Health facility assessments were conducted between February and November 2010 in voucher facilities compared to similar non-voucher facilities. Quality of family planning services was assessed using Donabedian’s multi dimensional framework: structure being the attributes of where care is delivered including providers’ technical competence; process to examine whether or not good medical practices are followed; and outcome: impact of the care on health status. The latter is not presented here as the study did not examine health status. To do these, 55 facility inventories and 201 provider interviews were conducted to examine the structural features. In addition, a minimum of six FP provider observations per facility were recorded (n=326) to assess the process elements of care. Analysis entailed cross-tabulations with Chi-square tests to detect significant differences in quality scores between voucher and non voucher facilities.
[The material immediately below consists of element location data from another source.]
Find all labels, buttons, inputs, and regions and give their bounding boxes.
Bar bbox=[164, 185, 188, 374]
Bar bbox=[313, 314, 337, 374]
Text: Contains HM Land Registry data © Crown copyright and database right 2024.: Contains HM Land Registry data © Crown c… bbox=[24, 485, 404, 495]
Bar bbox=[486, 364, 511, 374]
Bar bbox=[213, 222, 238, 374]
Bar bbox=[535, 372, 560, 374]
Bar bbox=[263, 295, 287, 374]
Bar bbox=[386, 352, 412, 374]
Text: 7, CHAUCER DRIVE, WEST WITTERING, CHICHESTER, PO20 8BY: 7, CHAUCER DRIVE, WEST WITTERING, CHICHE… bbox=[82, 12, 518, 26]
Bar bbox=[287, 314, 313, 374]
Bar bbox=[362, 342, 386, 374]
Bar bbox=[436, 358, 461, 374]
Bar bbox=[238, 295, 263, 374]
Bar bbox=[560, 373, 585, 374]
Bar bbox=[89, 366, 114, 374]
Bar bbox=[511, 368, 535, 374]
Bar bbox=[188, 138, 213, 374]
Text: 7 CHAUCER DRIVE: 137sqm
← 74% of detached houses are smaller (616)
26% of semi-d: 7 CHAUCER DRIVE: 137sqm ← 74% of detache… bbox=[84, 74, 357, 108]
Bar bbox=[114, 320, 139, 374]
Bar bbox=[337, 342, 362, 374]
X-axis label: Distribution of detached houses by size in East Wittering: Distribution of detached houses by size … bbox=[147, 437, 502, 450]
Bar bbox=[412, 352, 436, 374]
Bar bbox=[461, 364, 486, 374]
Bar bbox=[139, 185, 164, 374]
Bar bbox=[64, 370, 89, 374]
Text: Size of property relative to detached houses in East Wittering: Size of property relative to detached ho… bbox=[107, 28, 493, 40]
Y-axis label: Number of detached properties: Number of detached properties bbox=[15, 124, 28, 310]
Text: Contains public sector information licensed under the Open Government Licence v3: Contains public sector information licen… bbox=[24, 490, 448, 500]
In terms of structural quality (general infrastructure 0-17 items), voucher facilities had a mean score of 12.6 (11.2, 13.8) compared to 12.0 (11.5, 12.5) in non-voucher facilities (p=450). The distribution of different cadres of staff was largely consistent with the staffing norms. However, there were variations between the voucher and non voucher facilities in the number assigned to work in maternal, child and family planning units, maternity or comprehensive care clinics. Out of the 13 FP services usually available, most facilities offered an average of 10, with services such as male and female sterilization being offered in scheduled times. Voucher facilities invested the reimbursed monies in structural features such as renovations of labor wards, employing casual laborers and repair of essential equipment. Process quality scores indicated that of the 201 providers interviewed, a third had received updates and training on contraceptive technology and FP services in the previous year with no differences between voucher and non-voucher facilities. Sixty three percent and 56.2% of providers had correct knowledge on types of hormonal contraceptive in voucher and non-voucher facilities respectively; p=0.378. However, there were low knowledge levels on how contraceptives work with 14.1% and 13.7% of providers from voucher and non-voucher facilities respectively having correct knowledge. In terms of process, in 30.9% of observations in the voucher facilities, providers build rapport adequately compared with 32.4% in the non-voucher sites, p=0.795. History taking was poor with 6% of the providers from the voucher sites taking history adequately compared to 2.9% from the non-voucher facilities, p=0.319. About a third of all providers emphasised one FP method with those from voucher sites emphasising implants (80%) compared to none at non-voucher sites. In 78% of the client interviews, clients mentioned their preferred methods of which 80% received their preference, most of them being injectables.
The assumption that reimbursement of services provided by accredited facilities will motivate providers to improve quality of service is unlikely to be realised in the short term. Facilities tend to invest money reimbursed from the program in structural features which may take time to trickle down to better service provision at client-provider level. This reflects a need to improve accreditation procedures to take account of technical competencies of providers in addition to the structural features that are often used.